10 | Story from Uzumaki Family

238 76 13
                                    

Dia sudah ditunggu. Hal itu terlihat jelas bahkan sejak Naruto mendampinginya melewati ambang pintu rumah besar bertingkat empat itu. Untuk beberapa alasan Hinata setuju untuk ikut bergabung ke acara makan malam bersama keluarga Uzumaki.

Hinata ingin mengamati para tersangka yang dituduh oleh nenek Kaguya di lingkungan mereka sendiri.

Ketika memasuki ruang tamu, Hinata mulai bertanya-tanya diakah yang sedang dimanipulasi?
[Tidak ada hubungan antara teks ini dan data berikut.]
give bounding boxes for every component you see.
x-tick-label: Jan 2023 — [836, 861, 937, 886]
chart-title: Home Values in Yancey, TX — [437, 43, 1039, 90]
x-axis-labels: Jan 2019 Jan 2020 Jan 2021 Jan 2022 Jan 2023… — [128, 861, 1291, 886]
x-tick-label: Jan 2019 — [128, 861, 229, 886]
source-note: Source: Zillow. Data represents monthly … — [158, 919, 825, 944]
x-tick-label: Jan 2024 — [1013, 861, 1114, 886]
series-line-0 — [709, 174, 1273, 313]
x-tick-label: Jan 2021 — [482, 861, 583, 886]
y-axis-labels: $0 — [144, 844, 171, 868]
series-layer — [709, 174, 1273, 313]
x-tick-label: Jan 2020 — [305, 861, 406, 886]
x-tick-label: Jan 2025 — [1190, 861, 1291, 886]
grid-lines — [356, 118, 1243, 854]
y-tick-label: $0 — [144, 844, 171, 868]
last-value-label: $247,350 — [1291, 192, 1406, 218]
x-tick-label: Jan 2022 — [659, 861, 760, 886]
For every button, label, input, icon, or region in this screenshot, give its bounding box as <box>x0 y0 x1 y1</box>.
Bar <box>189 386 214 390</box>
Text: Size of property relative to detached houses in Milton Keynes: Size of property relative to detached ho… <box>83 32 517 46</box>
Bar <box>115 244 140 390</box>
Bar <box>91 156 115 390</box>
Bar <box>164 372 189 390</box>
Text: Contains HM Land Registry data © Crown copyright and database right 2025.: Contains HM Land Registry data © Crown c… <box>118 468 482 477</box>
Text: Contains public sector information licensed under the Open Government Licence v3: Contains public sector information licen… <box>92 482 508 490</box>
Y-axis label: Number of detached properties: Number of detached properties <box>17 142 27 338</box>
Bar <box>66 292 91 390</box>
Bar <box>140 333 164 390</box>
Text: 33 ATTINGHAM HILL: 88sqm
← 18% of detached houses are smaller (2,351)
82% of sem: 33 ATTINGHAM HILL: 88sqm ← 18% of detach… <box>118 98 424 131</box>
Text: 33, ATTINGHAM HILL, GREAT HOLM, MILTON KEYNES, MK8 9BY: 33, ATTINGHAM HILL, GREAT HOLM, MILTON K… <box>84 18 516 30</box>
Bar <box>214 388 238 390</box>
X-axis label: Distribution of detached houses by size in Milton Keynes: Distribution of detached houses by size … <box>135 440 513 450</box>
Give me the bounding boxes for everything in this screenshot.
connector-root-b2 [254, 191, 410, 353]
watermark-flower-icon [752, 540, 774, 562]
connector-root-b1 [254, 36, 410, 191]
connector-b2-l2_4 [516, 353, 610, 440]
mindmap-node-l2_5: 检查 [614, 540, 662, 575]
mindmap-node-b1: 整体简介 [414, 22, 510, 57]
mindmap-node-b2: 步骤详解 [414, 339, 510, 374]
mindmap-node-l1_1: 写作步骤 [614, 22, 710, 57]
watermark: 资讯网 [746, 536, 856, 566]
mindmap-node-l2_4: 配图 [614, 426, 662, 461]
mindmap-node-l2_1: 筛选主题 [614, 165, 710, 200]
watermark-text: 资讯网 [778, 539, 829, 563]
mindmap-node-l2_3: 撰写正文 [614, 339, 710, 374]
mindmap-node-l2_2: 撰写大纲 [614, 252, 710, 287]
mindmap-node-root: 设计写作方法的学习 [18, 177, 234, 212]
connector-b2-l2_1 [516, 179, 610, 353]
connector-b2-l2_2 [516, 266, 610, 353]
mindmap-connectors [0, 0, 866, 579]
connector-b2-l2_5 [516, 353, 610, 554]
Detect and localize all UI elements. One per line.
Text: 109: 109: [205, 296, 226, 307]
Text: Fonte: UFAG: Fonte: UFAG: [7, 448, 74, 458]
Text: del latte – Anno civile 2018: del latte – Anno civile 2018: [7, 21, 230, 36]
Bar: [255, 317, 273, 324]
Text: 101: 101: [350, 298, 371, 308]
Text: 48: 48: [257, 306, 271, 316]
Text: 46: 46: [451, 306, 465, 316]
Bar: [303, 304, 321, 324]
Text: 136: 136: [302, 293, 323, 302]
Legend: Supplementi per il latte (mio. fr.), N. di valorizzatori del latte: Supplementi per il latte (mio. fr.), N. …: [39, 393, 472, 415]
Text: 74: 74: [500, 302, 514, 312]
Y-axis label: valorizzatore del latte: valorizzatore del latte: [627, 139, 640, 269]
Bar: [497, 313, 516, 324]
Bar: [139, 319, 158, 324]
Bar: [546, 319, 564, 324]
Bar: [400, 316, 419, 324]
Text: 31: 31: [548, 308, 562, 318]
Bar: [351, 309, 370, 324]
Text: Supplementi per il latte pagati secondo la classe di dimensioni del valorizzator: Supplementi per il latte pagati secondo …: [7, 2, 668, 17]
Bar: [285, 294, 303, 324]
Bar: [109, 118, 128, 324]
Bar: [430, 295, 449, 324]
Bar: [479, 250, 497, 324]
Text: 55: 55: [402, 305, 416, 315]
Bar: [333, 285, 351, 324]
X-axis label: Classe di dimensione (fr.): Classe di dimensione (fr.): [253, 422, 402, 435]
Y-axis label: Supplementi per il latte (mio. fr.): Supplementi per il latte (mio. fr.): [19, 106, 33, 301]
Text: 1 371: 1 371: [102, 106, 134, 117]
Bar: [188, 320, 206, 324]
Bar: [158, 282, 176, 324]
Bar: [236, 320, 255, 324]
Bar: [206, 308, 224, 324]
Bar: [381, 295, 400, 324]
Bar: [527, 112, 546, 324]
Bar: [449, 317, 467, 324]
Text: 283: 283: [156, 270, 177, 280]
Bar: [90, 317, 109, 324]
Bukankah seharusnya sebaliknya, Hinata lah yang memanipulasi?

Niat Hinata yang ingin bersikap hati-hati langsung diuji ketika Namikaze Minato menyambutnya di ruang tamu yang luas itu. Saat Minato bersalaman dengannya, Hinata tahu pria itu berusaha membangun relasi yang baik dengan dirinya.

"Aku senang karena Naruto berhasil menemukan dan meyakinkanmu untuk datang ke rumah kami," Kata Minato seraya memerintahkan pelayan untuk membantu Hinata melepaskan mantel. "Gantungkan mantel miss Hinata di walk in closet kamar tamu lantai dua." Perintah Minato kepada pelayan.

Hinata tersenyum canggung saat pelayan meraih mantelnya, kemudian matanya menatap Minato dan menemukan pria paru baya itu tersenyum hangat ke arahnya.

"Aku tidak yakin kau mau menerima undangan kami miss Hinata. Kami senang kau datang."

"Saya pun senang datang ke kediaman keluarga Uzumaki."

"Sempurna," Kata Minato sambil menuntun Hinata masuk ke ruang keluarga. "Kau ingin minum apa?"

"Anggur merah, terima kasih." Hinata menjawab singkat. Mata biru Minato tampak ramah, namun entah mengapa Hinata merasa resah bila menatap langsung mata ke arah kedua bola mata Minato. Pria itu seperti bisa membaca pikirannya, dan mengetahui kelemahan emosional yang ditutup rapat-rapat oleh Hinata. Andai saja dia diminta untuk beropini, Hinata akan beropini bahwa dia lebih senang untuk menatap bola mata biru milik Naruto.

"Anggur merah? Pilihan yang bagus miss Hinata. Istriku akan turun sebentar lagi, duduklah miss Hinata."

"Dad," Naruto tersenyum dengan geli, ayahnya bersikap terlalu berlebihan. "Bukankah dad dan mom hadir di rumah sakit saat bibi Hikari melahirkan? Bahkan mom yang membantu untuk memandikan dia saat dia belum punya nama. Mengapa dad tidak coba memanggilnya dengan sebutan yang lebih akrab?"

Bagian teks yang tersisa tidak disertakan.